Tattoos, big tattoos with lot’s of colors in them.
Tattoos are taboo where I live. Many business will refuse service to you if you have tattoos.
Can’t you just get them in discreet places i.e. won’t be seen with shorts an a t-shirt on? Besides you work at home who’s going to see?
Plus getting a new tatt always makes me feel sexier and I’ve hidden many of my scars with them.

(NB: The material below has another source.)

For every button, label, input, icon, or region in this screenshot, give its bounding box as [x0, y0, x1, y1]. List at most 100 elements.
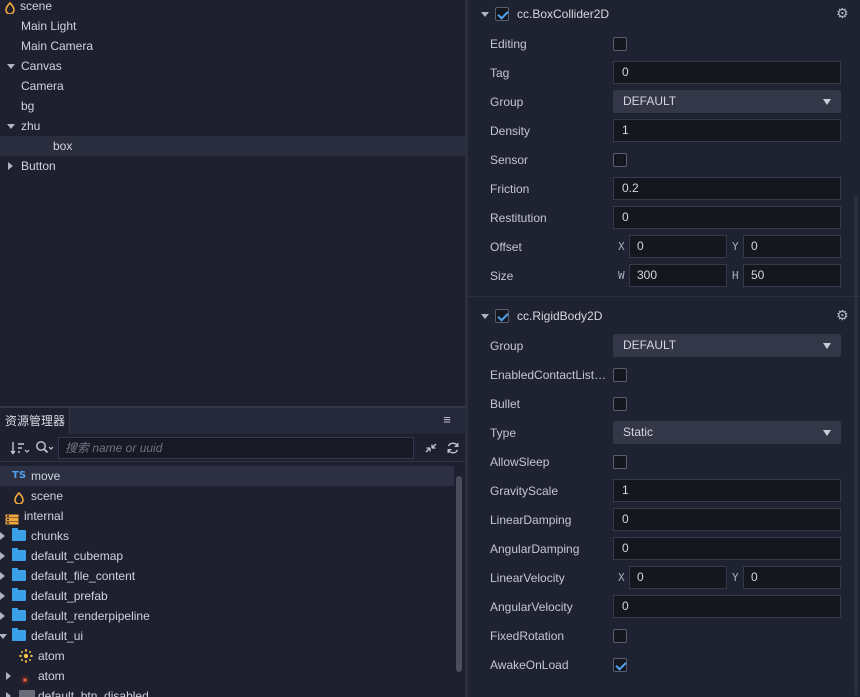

@AmIStuckNow my email is mavrokefaloo@gmail.com. I promise not to judge. I will just love. I promise. I have been through this and come out the other side. I am more than willing to listen and also to offer what I know. I care. You aren’t alone. You are an overcomer. You can do this. You are more than what you going through. You are greater.
@AmIStuckNow my email is mavrokefaloo at gmail. I promise not to judge. I will just love. I promise. I have been through this and come out the other side. I am more than willing to listen and also to offer what I know. I care. You aren’t alone. You are an overcomer. You can do this. You are more than what you going through. You are greater.